1276

Case No. 14,672.

UNITED STATES v. BROWN et al.

[3 Sawy. 602;1 8 Chi. Leg. News, 291.]

District Court, D. Oregon.

April 12, 1876.

SEAMEN—OFFENSES—ENTRY IN LOG-BOOK.

A prosecution cannot be maintained against a seaman for any of the offenses denned in section 4596 of the Revised Statutes, unless an entry of the circumstances is made by the master in the official log-book of the vessel as soon as possible after the occurrence, and read over to the seaman, or a copy furnished him, and his reply thereto entered in the same manner.

Separate informations were filed against the defendants [Charles Brown and others] in the above-entitled cases, charging each of them with willful disobedience to the lawful commands of the master of the ship, William H. Thorndyke, upon which they were lawfully engaged as seamen on a voyage from Philadelphia to Sitka, at Sitka, on February 14, 1876, by refusing to discharge cargo. The defendants pleaded not guilty, and were tried together by the court. The prosecution called the master of the ship, and offered to prove the commission of the offense by him. The defense objected, and demanded the production of proof of the entry in the official log-book, concerning the same, as required by section 4597 of the Revised Statutes. The log-book was produced, but contained no entry on the subject.

Rufus Hallory, for the United States.

David Goodsell and Joseph Simon, for defendants.

DEADY, District Judge. The crimes denned by section 4596 of the Revised Statutes, which includes the charge against the defendants, relate to the discipline and conduct of the ship rather than the general public. If the master intended to prosecute a seaman for the commission of any of them, it is made his duty by sections 4290 and 4291 of the Revised Statutes, to make an entry concerning the same in the official log-book as soon as possible after the occurrence, and to read the same to the offender, or furnish him with a copy of the same, and enter his reply thereto. Section 4597 of the Revised Statutes provides that “in any subsequent legal proceedings” said entries “shall, if practicable, be produced or proved, and in default of such production or proof, the court hearing the case may, at its discretion, refuse to receive evidence of the offense.”

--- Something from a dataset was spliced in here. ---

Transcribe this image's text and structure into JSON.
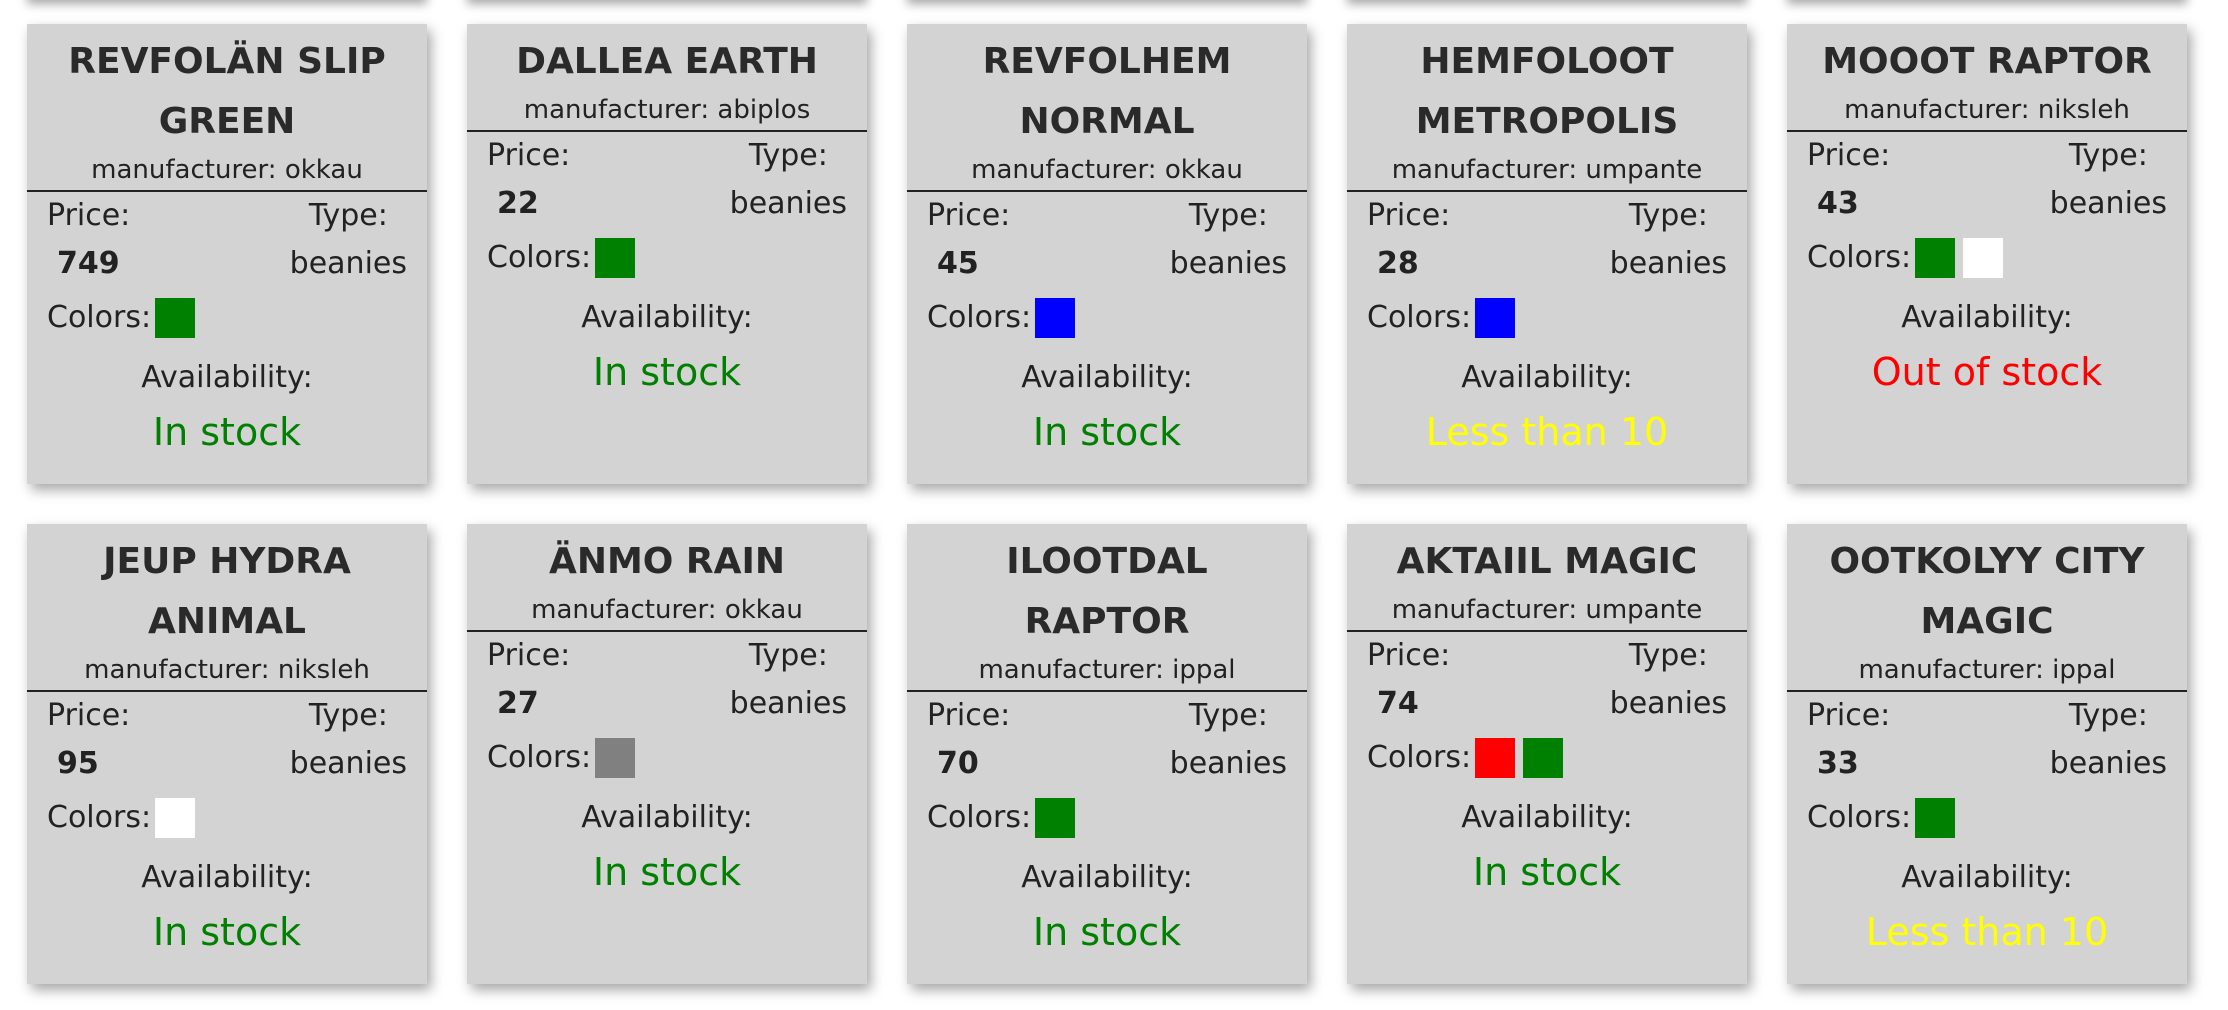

It is maintained on the part of the prosecution that when an entry was made, it must be produced or proved, or the court in its discretion may refuse to hear the evidence in support of the charge, but when it appears that no entry was made, then the statute does not apply. But this construction of the statute would make it almost devoid of meaning and useless. The evident purpose of the statute is to prevent prosecutions for breaches of discipline on shipboard, except in those cases where the master shall deem the matter of sufficient importance, while the circumstances are all fresh in his memory, and before there is any temptation to make use of it as a means to some other end, to enter a charge against the offender, together with his reply, in the official log-book. If any difficulty arises between the crew and the master, a previous offense or dereliction, of which no entry was made, cannot be invoked or trumped up, as a make-weight in this subsequent controversy.

In this case, it appears by the affidavit of the master, made before the deputy collector and ex officio shipping master at Sitka, that the defendants, in company with one Antonio Page, attempted to desert the ship in a small boat at Sitka, but being capsized, were discovered and rescued by the officers; of the ship, except Page, who was drowned. The defendants then refused to work, and the master, by the advice of the collector, put them in irons until they consented to work, and made this affidavit of the transaction, instead of making an entry in the logbook. The confinement of the defendants was proper enough, if they refused to work, but if it was intended to prosecute them also for the offense of disobeying orders, it was incumbent on the master to have made the proper entries in his log-book. This not having been done, the law presumes that it was not deemed of sufficient importance at the time, but is now sought to be done as an afterthought, or with some ulterior purpose. The defendants are found not guilty, and discharged.

1 [Reported by L. S. B. Sawyer, Esq., and here reprinted by permission.]